Вообще-то Гитлер, учитывая опыт Мадрида и Варшавы, с самого начала был противником прямого штурма, считая, что уличные бои в мегаполисе, превращенном в крепость, разделенном на узлы сопротивления, имеющем развитую сеть подземных коммуникаций, множество каналов и прочных каменных зданий, оборудованных огневыми точками, снайперскими позициями и приспособленных для круговой обороны, прикрытых заграждениями и минными ловушками, где в переулке даже необученному бойцу достаточно бутылки с «коктейлем Молотова», чтобы сжечь танк или бронемашину, — такие бои способны поглотить и перемолоть целые германские корпуса. Фюрер мыслил категориями современной войны и был абсолютно прав, но лишь теоретически, потому что всего этого в Ленинграде не было. Летом — осенью 1941 года и вплоть до Сталинграда Красная Армия не умела и не вела уличных боев, все города — Минск, Ригу, Киев, Смоленск и многие другие — после падения полевых рубежей она сдавала без боя, вывозя или уничтожая материальные ценности. Их оборона нашей военной доктриной и уставами не была предусмотрена. Точно так же и в Ленинграде никаких фортификационных работ по превращению его в гигантский укрепленный район не проводилось, он не был крепостью, и в сентябре у фон Лееба был реальный и, как показали дальнейшие события, единственный шанс захватить город. (Можно было бы предположить, что советским генералам, «плоти от плоти трудового народа», было жалко превращать в арену сражений советские города и веси, подвергая бедствиям мирное население, но ведь при этом они, применяя тактику «выжженной земли», их взрывали, расстреливали из орудий и поджигали силами специально сформированных команд «факельщиков». Зато весной 1945 года мы своего шанса не упустили, никаких блокад затевать не стали и положили за Берлин 360 тысяч человек, потеряли 2000 танков, а оно того стоило?)
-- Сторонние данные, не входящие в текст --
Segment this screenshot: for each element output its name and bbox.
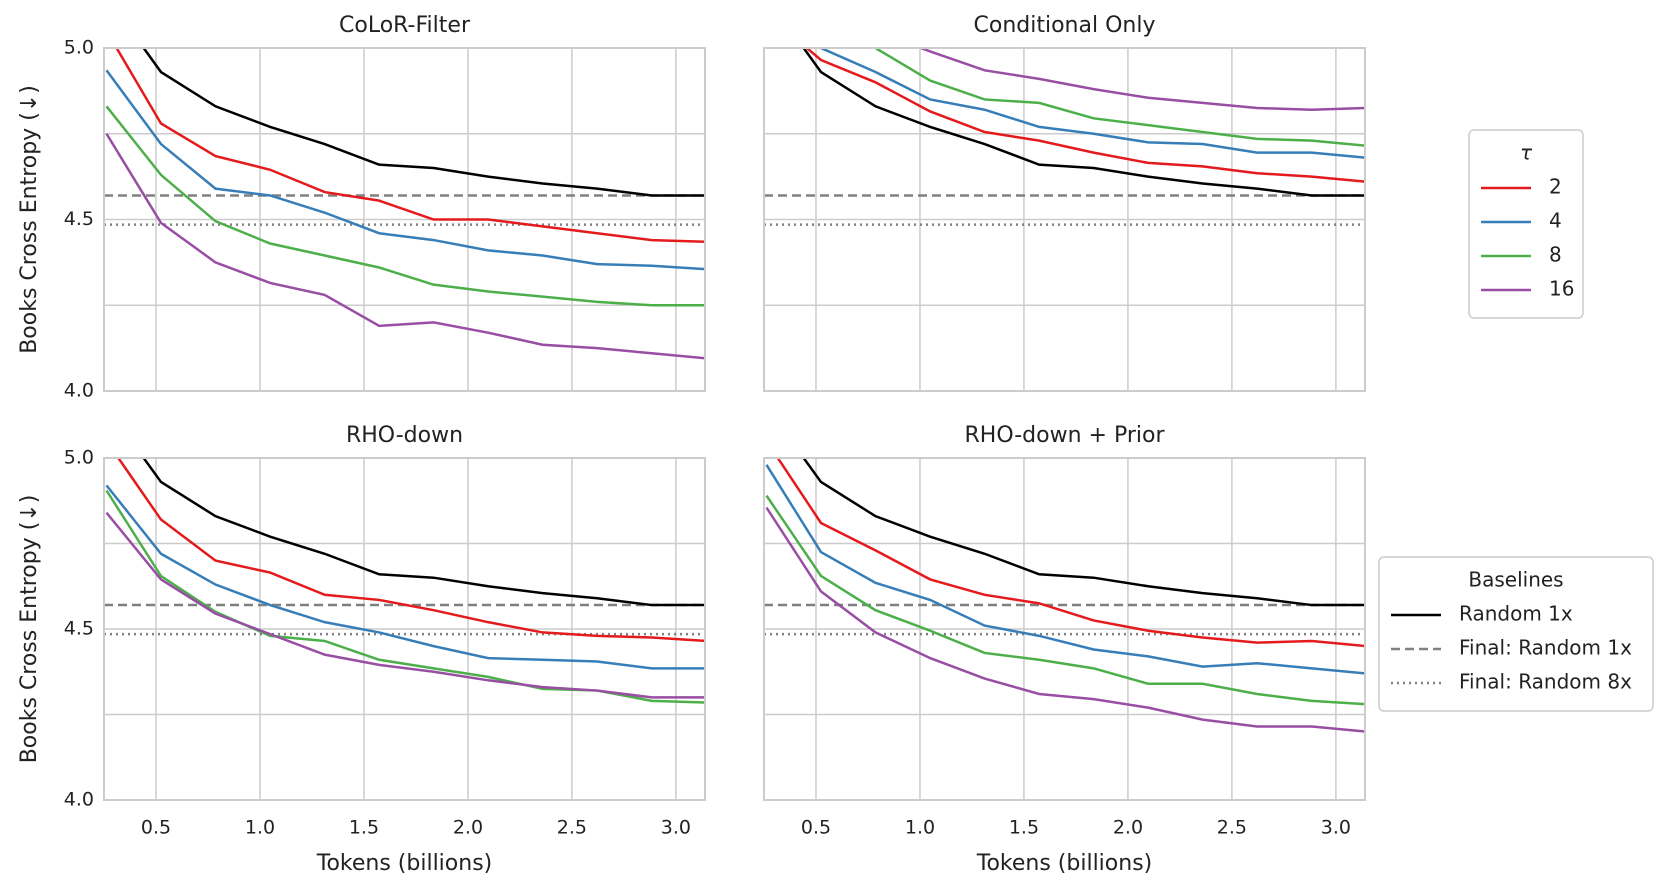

Г.К. Жукову повезло, и за ним закрепилась слава спасителя Ленинграда. Эта слава оправдала все: и бессудные расстрелы, и драконовские приказы, и «расточительный» метод ведения войны.
Даже такой разумный человек, как маршал авиации А.Е. Голованов, в послевоенных беседах с писателем Ф.И. Чуевым восхищался твердостью Жукова и его полководческими качествами: «Не зря Сталин послал его в Ленинград вместо Ворошилова, и он, применив там силу, справился! Ведь он расстреливал там целые отступавшие наши батальоны! Он, как Ворошилов, не бегал с пистолетом в руке, не водил сам бойцов в атаку, а поставил пулеметный заслон — и по отступавшим, по своим! Но скажу, что на его месте я точно так же поступил бы, коли решается судьба страны». Из вышесказанного можно бы предположить, что с фронта, бросая оружия, бежали целые батальоны, а верный присяге Жуков пулеметными заслонами «возвращал войскам уверенность» и «спасал страну». На самом деле это расстреливались остатки частей, отходивших после очередной неудачной самоубийственной атаки на какой-нибудь «бугор» (писатель-фронтовик Виктор Астафьев в переписке с Вячеславом Кондратьевым назвал нашего «самого великого» полководца «браконьером русского народа»).
При этом как-то «забылось», что Жукова посылали в Ленинград совсем с другой задачей — прорвать блокаду, которую он не решил.
Ленинградская стратегическая оборонительная операция заканчивалась, 18-я германская армия стала зарываться в землю. Полная блокада так и не была установлена. Группа армий «Север» не только не смогла захватить Ленинград, но и оказалась надолго прикованной к нему. В то же время и на московском направлении дивизии Рейнгардта особой роли не сыграли: «Получилась почти десятидневная задержка в передислокации группы Гепнера на юг — и это в то время, когда даже сутки начинали принимать огромное значение. И когда немецкие танки ушли от Ленинграда, они были не в состоянии воевать. Им требовалось восстановление, пополнение и отдых. Иначе говоря, им нужно было время».